One of the most interesting aspects of the new sports drama Eddie the Eagle is that the film both follows the traditions of uplifting sports films while candidly rejecting them. In many sports movies about individuals, the hero trains for months — if not years — for a big event. There are roadblocks along the way but the hero is able to overcome them and makes it to the final battle. Last year, Creedwas a tremendous example of that formula’s success.
Eddie the Eagle doesn’t follow that formula.
Eddie Edwards, played here nicely by the underrated Taron Egerton, didn’t want to be a ski jumper when he was growing up in England. He simply wanted to be an Olympian. Despite the fact that he wasn’t coordinated and his father derided him by saying “you are not an athlete,” Edwards wanted to compete in the Olympics no matter what. The feature begins by showing Edwards trying out different sports. None of them take. His closest call comes when he nearly makes it to the country’s 1988 Olympics skiing team but that plan falters as well.
After discovering the sport of ski jumping and — more importantly — the lack of English competitors in the sport, Edwards takes up the sport. In a field where some of the best competitors started training when they were six, Edwards starts jumping when he’s 22. Edwards eventually enlists the support of Bronson Perry (Hugh Jackman), a former Olympic athlete who had once been trained under the tutelage of acclaimed ski jumper Warren Sharp (Christopher Walken).
Screenwriters Sean Macaulay and Simon Kelton feature Eddie as the main character here but Perry’s background with Sharp is responsible for the more traditional sports story. Perry was a born athlete who was never able to fulfill his potential at the Olympics, much to Sharp’s disappointment. Perry is the one who would’ve been the star of a more traditional sports story but here, he’s the supporting player. His story of redemption plays out in the background as Edwards journeys to the Olympics.
Because he is not a traditional athlete, Edwards faces a unique type of criticism at the Olympics. Some viewers think he is making a mockery of the sport of ski jumping while others think he’s a sideshow clown. To his credit, director Dexter Fletcher captures the different views of Edwards.
There are traditional villains here — a coach who mocks Edwards and a fellow athlete who tricks him — but there’s also an awareness that there were some reasonable critics of Edwards, who judged him without knowing what was in his heart.
When Edwards makes a major decision in the drama’s third act, it truly shows that he really does love the sport of ski jumping.

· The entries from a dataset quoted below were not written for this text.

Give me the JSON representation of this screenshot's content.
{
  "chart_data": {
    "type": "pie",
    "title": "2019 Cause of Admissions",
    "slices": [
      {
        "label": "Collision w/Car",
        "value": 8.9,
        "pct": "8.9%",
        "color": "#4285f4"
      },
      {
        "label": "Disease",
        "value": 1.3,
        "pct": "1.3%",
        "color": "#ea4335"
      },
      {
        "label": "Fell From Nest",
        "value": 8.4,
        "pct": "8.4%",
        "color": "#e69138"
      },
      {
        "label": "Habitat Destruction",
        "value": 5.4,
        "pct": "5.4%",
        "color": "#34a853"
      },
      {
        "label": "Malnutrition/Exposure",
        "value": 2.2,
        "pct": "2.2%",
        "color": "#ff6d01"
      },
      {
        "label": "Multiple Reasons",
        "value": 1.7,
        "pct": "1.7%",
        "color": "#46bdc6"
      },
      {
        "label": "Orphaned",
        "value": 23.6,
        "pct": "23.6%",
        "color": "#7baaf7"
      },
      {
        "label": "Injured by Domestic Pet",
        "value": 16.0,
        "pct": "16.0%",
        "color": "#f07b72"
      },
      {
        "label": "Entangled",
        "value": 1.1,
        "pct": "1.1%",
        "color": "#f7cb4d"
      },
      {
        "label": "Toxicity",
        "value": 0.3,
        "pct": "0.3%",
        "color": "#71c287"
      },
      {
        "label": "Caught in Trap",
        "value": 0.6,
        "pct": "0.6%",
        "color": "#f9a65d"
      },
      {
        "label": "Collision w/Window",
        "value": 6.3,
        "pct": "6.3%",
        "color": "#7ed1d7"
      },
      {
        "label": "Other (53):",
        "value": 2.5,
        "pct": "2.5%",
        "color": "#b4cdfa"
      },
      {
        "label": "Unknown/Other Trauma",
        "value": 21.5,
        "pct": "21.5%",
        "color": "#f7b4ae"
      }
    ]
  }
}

He himself knows the media backlash he’s faced and he’s prepared to prove himself to show who he really is and more importantly, who he wants to be.
Admittedly, the film does have its faults. At times, Fletcher’s direction of the jumps are a little distracting with the camera zooming in dispassionately at the faces of the athletes but overall, the sports drama works extremely well. It doesn’t have a traditional ending but Edwards’ story didn’t have a traditional beginning either.
“I was kicked off every team I was ever on before I had the chance to prove myself,” he says and Eddie the Eagle provides a kind-hearted showcase that reveals this athlete proving himself both to his fellow athletes and to the world.